The NT EPA has provided its assessment report to the Minister for Environment and Natural Resources, Lauren Moss, for consideration.
Dr Paul Vogel
NT EPA Chairman
UPDATE 5:15 Tuesday
The Arid Lands Environment Centre (ALEC) says in a media release that it has significant concerns about the proposal to store toxic waste “for geological time (forever)”.
The release says whilst ALEC acknowledges the comprehensive conditions recommended by the NT EPA, the capacity of the proponent Tellus to effectively manage the toxic waste in perpetuity is yet to be proven.
Concerns over the project include:
• Claims of misleading consultation with Titjikala residents.
• Types of hazardous waste to be stored including fracking waste.
• Long term responsibility of waste management.

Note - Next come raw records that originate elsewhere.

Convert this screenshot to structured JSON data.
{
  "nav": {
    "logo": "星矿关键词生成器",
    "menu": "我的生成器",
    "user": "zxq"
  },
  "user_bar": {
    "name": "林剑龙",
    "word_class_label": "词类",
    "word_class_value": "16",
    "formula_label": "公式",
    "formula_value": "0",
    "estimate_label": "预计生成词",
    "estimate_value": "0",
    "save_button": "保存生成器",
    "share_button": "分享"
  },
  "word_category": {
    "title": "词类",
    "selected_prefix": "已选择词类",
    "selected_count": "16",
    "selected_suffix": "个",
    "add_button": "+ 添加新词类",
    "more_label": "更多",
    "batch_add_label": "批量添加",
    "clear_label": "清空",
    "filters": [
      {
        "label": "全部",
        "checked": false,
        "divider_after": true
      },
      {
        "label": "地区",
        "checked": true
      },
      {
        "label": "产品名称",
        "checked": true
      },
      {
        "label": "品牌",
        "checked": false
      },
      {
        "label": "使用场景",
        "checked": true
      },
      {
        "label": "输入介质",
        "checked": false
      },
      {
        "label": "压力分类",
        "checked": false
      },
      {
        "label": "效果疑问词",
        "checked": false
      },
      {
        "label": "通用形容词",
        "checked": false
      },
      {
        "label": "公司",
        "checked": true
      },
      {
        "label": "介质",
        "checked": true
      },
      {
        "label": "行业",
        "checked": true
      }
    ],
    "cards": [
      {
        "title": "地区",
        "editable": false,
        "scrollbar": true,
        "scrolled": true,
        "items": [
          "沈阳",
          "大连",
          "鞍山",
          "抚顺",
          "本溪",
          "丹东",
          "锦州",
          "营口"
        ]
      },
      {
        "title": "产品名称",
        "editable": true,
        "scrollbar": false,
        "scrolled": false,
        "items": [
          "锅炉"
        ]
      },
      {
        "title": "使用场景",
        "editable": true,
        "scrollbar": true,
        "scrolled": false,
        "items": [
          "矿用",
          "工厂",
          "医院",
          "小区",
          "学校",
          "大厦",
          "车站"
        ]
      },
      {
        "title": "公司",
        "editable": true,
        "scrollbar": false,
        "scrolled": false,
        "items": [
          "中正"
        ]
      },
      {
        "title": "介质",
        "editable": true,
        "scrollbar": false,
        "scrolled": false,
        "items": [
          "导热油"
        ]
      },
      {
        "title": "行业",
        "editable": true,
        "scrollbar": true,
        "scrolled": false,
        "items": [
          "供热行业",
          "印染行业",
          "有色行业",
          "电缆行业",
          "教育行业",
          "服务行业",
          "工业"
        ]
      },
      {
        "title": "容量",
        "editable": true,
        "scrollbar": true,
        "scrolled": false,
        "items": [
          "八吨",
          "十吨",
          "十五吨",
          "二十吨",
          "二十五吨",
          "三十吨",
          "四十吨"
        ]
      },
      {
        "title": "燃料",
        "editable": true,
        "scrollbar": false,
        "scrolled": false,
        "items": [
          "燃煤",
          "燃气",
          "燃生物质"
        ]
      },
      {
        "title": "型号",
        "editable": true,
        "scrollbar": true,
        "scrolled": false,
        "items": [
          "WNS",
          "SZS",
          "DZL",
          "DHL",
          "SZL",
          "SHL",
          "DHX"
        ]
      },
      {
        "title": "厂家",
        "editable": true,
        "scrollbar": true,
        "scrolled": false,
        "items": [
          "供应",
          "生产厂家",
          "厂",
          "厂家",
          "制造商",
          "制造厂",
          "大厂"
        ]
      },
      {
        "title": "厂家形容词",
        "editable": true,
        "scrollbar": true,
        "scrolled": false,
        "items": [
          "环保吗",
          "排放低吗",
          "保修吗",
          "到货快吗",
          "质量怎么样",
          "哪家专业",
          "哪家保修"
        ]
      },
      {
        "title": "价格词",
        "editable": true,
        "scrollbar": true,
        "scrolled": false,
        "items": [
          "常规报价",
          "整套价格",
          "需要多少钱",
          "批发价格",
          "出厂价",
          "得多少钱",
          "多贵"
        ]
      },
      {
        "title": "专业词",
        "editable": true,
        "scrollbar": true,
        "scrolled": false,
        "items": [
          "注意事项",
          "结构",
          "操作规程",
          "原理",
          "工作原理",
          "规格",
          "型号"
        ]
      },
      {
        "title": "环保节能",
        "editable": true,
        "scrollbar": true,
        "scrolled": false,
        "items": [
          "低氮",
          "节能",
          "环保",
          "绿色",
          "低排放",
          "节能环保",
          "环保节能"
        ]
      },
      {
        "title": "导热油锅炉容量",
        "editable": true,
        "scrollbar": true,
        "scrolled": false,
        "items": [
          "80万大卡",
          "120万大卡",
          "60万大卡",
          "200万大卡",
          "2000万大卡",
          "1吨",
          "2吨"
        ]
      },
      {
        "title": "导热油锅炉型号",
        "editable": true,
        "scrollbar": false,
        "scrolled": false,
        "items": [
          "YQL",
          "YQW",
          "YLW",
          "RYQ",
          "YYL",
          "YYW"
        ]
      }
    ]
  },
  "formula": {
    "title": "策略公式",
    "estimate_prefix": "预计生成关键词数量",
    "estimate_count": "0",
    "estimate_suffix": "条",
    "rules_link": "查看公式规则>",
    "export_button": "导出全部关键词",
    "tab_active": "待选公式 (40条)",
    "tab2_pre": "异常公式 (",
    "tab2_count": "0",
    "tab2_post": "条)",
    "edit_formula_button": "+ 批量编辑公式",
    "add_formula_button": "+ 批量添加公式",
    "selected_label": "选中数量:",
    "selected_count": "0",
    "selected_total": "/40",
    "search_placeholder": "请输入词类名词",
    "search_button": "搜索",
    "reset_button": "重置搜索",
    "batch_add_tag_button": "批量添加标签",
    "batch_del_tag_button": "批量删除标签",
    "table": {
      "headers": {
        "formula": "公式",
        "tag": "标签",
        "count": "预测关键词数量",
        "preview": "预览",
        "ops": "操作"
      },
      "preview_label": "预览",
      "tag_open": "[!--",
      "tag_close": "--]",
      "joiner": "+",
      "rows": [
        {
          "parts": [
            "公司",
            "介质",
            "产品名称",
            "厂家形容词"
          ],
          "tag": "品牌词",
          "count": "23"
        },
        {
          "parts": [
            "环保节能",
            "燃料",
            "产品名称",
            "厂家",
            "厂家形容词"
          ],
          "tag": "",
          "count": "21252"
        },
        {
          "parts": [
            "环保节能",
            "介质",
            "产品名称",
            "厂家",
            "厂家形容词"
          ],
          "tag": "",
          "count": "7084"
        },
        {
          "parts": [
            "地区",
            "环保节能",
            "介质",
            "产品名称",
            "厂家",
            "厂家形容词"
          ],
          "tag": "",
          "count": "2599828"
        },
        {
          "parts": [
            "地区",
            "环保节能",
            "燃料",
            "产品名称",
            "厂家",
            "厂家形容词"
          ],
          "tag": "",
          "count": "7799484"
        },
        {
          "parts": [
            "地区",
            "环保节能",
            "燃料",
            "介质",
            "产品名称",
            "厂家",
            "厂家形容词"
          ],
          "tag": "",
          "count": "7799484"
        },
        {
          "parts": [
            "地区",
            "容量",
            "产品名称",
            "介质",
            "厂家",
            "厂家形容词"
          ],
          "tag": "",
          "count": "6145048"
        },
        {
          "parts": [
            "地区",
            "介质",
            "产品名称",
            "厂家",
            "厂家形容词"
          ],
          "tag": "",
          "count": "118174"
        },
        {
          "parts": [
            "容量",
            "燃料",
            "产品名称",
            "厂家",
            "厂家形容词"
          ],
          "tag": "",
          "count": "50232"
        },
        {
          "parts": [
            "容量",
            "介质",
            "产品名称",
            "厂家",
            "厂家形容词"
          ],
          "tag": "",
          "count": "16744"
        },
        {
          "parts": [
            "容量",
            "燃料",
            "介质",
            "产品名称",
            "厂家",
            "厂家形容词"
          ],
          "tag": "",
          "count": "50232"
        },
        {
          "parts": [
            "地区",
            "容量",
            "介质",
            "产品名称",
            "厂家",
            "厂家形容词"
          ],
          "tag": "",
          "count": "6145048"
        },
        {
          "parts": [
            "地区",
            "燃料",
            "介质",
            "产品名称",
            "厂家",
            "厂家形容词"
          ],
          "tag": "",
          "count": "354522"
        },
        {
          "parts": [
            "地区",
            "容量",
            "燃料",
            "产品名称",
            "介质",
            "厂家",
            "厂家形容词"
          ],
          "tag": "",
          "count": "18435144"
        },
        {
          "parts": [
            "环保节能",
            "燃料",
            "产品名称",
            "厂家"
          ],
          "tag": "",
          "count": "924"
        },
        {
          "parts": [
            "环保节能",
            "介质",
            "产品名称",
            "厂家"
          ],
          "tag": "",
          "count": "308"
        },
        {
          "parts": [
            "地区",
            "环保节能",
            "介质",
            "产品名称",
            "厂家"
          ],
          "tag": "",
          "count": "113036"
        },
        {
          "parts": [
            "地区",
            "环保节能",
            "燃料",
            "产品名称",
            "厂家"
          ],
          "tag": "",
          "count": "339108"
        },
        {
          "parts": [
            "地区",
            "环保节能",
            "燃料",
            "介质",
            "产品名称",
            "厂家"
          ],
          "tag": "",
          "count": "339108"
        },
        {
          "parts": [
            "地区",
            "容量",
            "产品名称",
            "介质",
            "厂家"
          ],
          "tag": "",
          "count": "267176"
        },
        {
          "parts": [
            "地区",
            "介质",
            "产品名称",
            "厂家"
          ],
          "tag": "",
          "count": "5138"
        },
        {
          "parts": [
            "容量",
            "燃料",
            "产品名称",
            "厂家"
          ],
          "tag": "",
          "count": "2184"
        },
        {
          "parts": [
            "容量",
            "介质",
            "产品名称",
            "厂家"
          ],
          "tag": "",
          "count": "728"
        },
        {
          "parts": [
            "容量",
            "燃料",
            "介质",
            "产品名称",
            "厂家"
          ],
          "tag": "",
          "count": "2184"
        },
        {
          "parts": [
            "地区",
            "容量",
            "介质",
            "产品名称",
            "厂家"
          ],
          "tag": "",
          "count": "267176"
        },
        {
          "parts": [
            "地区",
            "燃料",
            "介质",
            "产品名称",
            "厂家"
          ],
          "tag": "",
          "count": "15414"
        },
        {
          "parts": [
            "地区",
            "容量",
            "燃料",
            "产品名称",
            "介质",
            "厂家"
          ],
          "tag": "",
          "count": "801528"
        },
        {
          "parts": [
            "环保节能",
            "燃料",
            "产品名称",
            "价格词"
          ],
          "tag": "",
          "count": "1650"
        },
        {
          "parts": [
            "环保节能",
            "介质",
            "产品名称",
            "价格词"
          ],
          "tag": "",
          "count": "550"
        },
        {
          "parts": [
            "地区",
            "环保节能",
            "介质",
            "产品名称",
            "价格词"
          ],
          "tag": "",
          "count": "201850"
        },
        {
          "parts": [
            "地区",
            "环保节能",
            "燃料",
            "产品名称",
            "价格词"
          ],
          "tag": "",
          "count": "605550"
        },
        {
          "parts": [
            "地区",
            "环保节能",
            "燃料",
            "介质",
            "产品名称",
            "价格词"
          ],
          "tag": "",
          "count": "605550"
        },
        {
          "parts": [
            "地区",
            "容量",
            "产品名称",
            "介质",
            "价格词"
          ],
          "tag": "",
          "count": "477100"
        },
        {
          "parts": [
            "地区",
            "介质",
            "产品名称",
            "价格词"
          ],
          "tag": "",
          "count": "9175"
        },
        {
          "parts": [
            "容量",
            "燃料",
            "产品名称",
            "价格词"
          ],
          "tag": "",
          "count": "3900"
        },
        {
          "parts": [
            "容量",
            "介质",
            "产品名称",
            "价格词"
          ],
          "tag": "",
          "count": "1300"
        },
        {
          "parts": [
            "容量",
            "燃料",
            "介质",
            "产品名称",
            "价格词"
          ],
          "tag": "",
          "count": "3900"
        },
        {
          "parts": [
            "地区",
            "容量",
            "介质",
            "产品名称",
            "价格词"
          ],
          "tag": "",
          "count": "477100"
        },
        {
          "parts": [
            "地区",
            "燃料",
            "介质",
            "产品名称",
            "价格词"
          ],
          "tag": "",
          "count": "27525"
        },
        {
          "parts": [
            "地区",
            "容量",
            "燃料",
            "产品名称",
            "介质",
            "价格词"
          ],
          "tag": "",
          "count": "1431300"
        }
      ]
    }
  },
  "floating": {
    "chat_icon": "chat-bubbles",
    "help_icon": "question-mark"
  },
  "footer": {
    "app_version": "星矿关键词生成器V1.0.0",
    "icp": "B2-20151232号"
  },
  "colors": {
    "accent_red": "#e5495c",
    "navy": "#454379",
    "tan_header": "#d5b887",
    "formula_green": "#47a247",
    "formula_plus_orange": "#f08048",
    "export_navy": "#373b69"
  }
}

• Risk of accidents and spillage at the site.
• Transportation of toxic chemicals on local roads and railway.
• Inadequate regulations to ensure safety and compliance.
• Suitability of the site to host toxic waste forever.
• No legislated guarantee that nuclear waste won’t be stored at the site in the future.
“ALEC has has real concerns around the fact that this type of hazardous waste storage facility has never been attempted in Australia before,” says the release.
“There are examples in France and Germany where these kinds of waste storage facilities exist, there are accidents that have happened and there has been a huge environmental and financial cost as a result
“We have concerns around the monitoring, compliance and also the enforcement of the conditions of this project. The NT is currently going through an environmental regulatory reform process and we still don’t know whether the regulations will be stringent enough to manage this type of project.
“What is needed is a national hazardous waste management policy, dealing with hazardous waste in the best way possible. This means some waste may de destroyed, some of it might be reprocessed and that there would be greater scrutiny over producing the hazardous waste in the first place.”
UPDATE 7am Wednesday
Traditional Owners claim they have given no consent for the dump.
In a statement they say in community meetings landowners across the region in November reported a high level of concern about the project, and say they have not been properly consulted about its risks.
The statement says locals are concerned about the lack of long-term monitoring proposed and the “potential to leach toxins into the Finke river, less than 20km from the site.
“It’s a danger to our kids, ourselves, especially our drinking water. It will affect kangaroos, goannas, everything. That’s why we are saying no!” Jennifer Summerfield, Titjikala resident, is quoted in the statement.
It says: “Traditional owners argue that information provided by Tellus Holdings Ltd on the hazardous waste storage component of the project was not explained to them during consultation meetings, nor plans for permanent storage and environmental risks.
“The company says they will only provide less than 20 jobs for Indigenous people, and they do not have to come from the local communities.”
Other traditional owners are quoted:-
Vanessa Farrelly, Pertame family member: “[The project] provides almost nothing back to our communities.” said Vanessa Farrelly, Pertame family member.
Anita Ferguson: “They can have their dump somewhere else. They can take the salt but we don’t want the dump and other’s rubbish. It makes it dangerous for us to live here, all the trucks coming through. Within time a truck will have an accident and we will be in trouble.”